Creation Story
John Constantine is Alan Moore’s design for a British working-class occultist who could operate within DC’s supernatural framework without being a superhero. Moore had been writing The Saga of the Swamp Thing since 1984 and was looking for a recurring occult-adjacent supporting character for the American Gothic arc he was building toward. Stephen Bissette and John Totleben designed the visual character at Moore’s request: a blonde English man in a trenchcoat, deliberately modeled after Sting, the English musician who was at peak visibility in the mid-1980s.
The Saga of the Swamp Thing #25 (June 1984) contains Constantine’s first cameo: an unnamed silhouetted figure in the final pages, barely visible, introduced as a character the reader would learn about later. The character appears in the background of several subsequent issues before being named and given full visual treatment in The Saga of the Swamp Thing #37 (June 1985). Moore’s American Gothic arc (issues #37 through #50) uses Constantine as Swamp Thing’s occult guide, introducing him as a working-class Liverpool-born magician with dangerous competence and a habit of getting the people around him killed.
The character was popular enough that DC commissioned a solo title. Hellblazer #1 (January 1988) launched under the new mature-readers framework that would become Vertigo in 1993. Jamie Delano wrote; John Ridgway pencilled the first issue. Hellblazer ran 300 issues through 2013, one of the longest continuous runs in Vertigo’s history.
The Ennis era
Garth Ennis took over Hellblazer with issue #41 (May 1991) and wrote through issue #83 (November 1994). His run is widely regarded as the definitive Hellblazer era. The “Dangerous Habits” arc (Hellblazer #41 to #46) is the most-cited Constantine story: Constantine is dying of lung cancer and tricks the three Lords of Hell (Lucifer, Beelzebub, Azazel) into curing him by forcing them to recognize that civil war for his soul would follow if he died. The arc established the character’s defining trick-the-devil framework.

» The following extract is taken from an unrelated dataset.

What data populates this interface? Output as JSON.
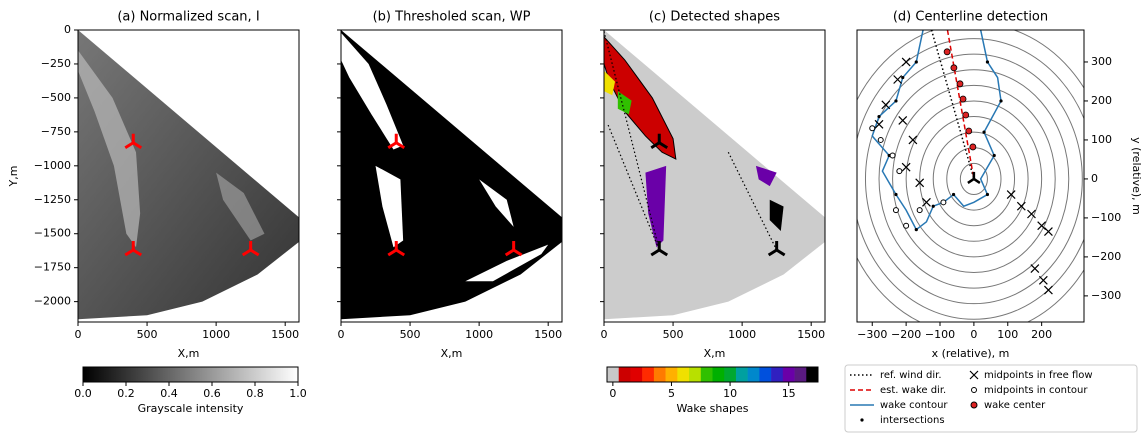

Subsequent Hellblazer writers (Paul Jenkins, Warren Ellis, Brian Azzarello, Mike Carey, Andy Diggle, Peter Milligan, Peter Tomasi) each brought distinct takes to the character across the 1990s and 2000s. The book’s consistent tone across decades is unusual in mainstream comics.
The adaptations
Constantine (2005) with Keanu Reeves Americanized the character but has developed a cult following. Reeves is confirmed to return in a 2026 sequel.
Matt Ryan’s Constantine (NBC, 2014) is widely regarded as the most faithful screen performance. The show was cancelled after one season, but Ryan continued the role across Arrow, Legends of Tomorrow, multiple DC animated films, and the 2024 Constantine: The House of Mystery animated series.
Collector context
The Saga of the Swamp Thing #37 is the Constantine Copper Age key. High-grade CGC 9.8 copies have crossed $1,500 at auction. The book’s value moved with each major adaptation.
Secondary keys: The Saga of the Swamp Thing #25 (cameo) is a cheaper entry for collectors targeting the technical first. Hellblazer #1 (1988) is the first solo title and a collector target for Vertigo-imprint collectors specifically. Hellblazer #41 (1991) starts the Ennis run and is an era-starting key.